Regarding the analysis of changes in both mobility and routine locations caused by the pandemic, Sevtsuk et al. [24] used GPS positioning data from smartphone users to analyze the impact of COVID-19 on trips to urban amenities. The study traces the changes in amenity visits in Somerville, MA from before the pandemic to after the first wave of the pandemic (January 2019 to December 2020). Their findings suggest that amenity-visiting preferences significantly diverged from expected patterns in the first few months of the pandemic. Even though overall trip volumes remained lower than normal levels throughout the remainder of the year, preferences towards amenity-visiting preferences mostly returned to the expected levels by the end of 2020.

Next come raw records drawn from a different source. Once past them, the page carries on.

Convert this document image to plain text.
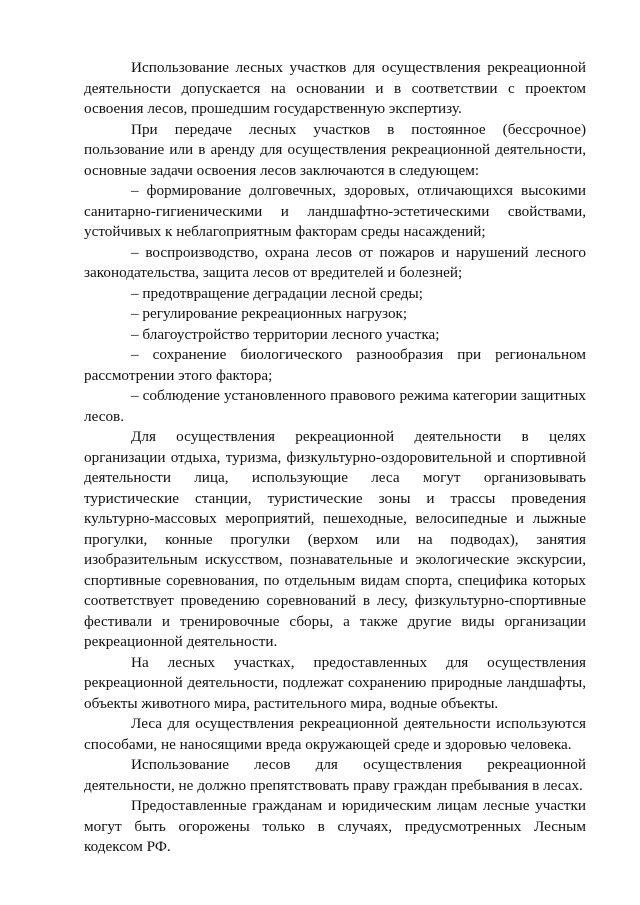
Использование лесных участков для осуществления рекреационной деятельности допускается на основании и в соответствии с проектом освоения лесов, прошедшим государственную экспертизу.

При передаче лесных участков в постоянное (бессрочное) пользование или в аренду для осуществления рекреационной деятельности, основные задачи освоения лесов заключаются в следующем:

– формирование долговечных, здоровых, отличающихся высокими санитарно-гигиеническими и ландшафтно-эстетическими свойствами, устойчивых к неблагоприятным факторам среды насаждений;

– воспроизводство, охрана лесов от пожаров и нарушений лесного законодательства, защита лесов от вредителей и болезней;

– предотвращение деградации лесной среды;

– регулирование рекреационных нагрузок;

– благоустройство территории лесного участка;

– сохранение биологического разнообразия при региональном рассмотрении этого фактора;

– соблюдение установленного правового режима категории защитных лесов.

Для осуществления рекреационной деятельности в целях организации отдыха, туризма, физкультурно-оздоровительной и спортивной деятельности лица, использующие леса могут организовывать туристические станции, туристические зоны и трассы проведения культурно-массовых мероприятий, пешеходные, велосипедные и лыжные прогулки, конные прогулки (верхом или на подводах), занятия изобразительным искусством, познавательные и экологические экскурсии, спортивные соревнования, по отдельным видам спорта, специфика которых соответствует проведению соревнований в лесу, физкультурно-спортивные фестивали и тренировочные сборы, а также другие виды организации рекреационной деятельности.

На лесных участках, предоставленных для осуществления рекреационной деятельности, подлежат сохранению природные ландшафты, объекты животного мира, растительного мира, водные объекты.

Леса для осуществления рекреационной деятельности используются способами, не наносящими вреда окружающей среде и здоровью человека.

Использование лесов для осуществления рекреационной деятельности, не должно препятствовать праву граждан пребывания в лесах.

Предоставленные гражданам и юридическим лицам лесные участки могут быть огорожены только в случаях, предусмотренных Лесным кодексом РФ.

Sevtsuk et al. [25] also examined changes in mobility between residents of the highest and lowest Socio-Economic Index (SEI) at the Census Block Group (CBG) during the COVID-19 pandemic, in the United States, using GPS positioning data. In general, low-SEI groups traveled shorter distances but visited more city-wide CBGs before the pandemic. Contrary, high-SEI residents universally reduced their mobility to a greater extent during the pandemic. Although high-SEI residents were making more trips to parks and healthcare providers and fewer subsistence trips to retail stores already before the pandemic, COVID-19 significantly widened these differences thereby exacerbating “mobility gaps” between low-SEI and high-SEI groups. In the same context, Huang et al. [26] also studied the social inequality exposed by the pandemic using mobile phone data and the United States CBG. The study reflected how COVID-19 disproportionately affected vulnerable populations. The analysis revealed that lower income groups cannot afford to comply with lockdown orders. Results corroborate the findings of Sevtsuk et al. [25], which used GPS data: the pandemic exposed social differences between high-SEI and low-SEI, revealing that poor communities tend to show less compliance, as evidenced by their lower levels of time at home and higher rates of mobility than wealthy communities.

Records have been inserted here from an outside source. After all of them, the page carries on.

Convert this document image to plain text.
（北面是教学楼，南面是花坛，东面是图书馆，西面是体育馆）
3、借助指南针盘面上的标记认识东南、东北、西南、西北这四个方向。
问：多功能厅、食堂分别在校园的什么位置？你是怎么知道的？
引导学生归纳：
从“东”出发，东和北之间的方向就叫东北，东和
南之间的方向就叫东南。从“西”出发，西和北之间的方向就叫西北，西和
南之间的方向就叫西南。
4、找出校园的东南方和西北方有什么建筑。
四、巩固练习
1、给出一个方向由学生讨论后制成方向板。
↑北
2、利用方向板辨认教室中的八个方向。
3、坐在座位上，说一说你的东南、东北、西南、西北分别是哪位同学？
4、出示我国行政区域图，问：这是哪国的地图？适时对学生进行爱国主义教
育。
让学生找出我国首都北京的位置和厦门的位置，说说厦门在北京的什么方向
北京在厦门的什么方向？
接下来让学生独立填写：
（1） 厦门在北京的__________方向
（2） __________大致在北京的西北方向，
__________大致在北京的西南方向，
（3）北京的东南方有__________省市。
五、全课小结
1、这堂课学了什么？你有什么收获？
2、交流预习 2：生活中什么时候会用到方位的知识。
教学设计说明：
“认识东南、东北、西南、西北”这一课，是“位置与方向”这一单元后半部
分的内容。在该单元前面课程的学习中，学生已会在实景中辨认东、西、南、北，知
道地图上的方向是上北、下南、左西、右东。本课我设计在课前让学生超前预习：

Shamshiripour et al. [27] used data from a survey to study how and to what extent people’s mobility-styles and habitual travel behaviors have changed during the COVID-19 pandemic in Chicago. They also examined whether these changes will persist afterward or will bounce back to the pre-pandemic situation. The survey incorporates a comprehensive set of questions associated with individuals’ travel behaviors, habits, and perceptions before and during the pandemic, as well as their expectations about the future. The analysis showed significant changes in various aspects of people’s mobility behavior, including habits, predispositions, and higher-level orientations towards online activities (i.e., shopping, meetings, and working from home, etc.) and travels (i.e., long-distance commutes and urban travel mode choice) during and after the COVID-19 pandemic.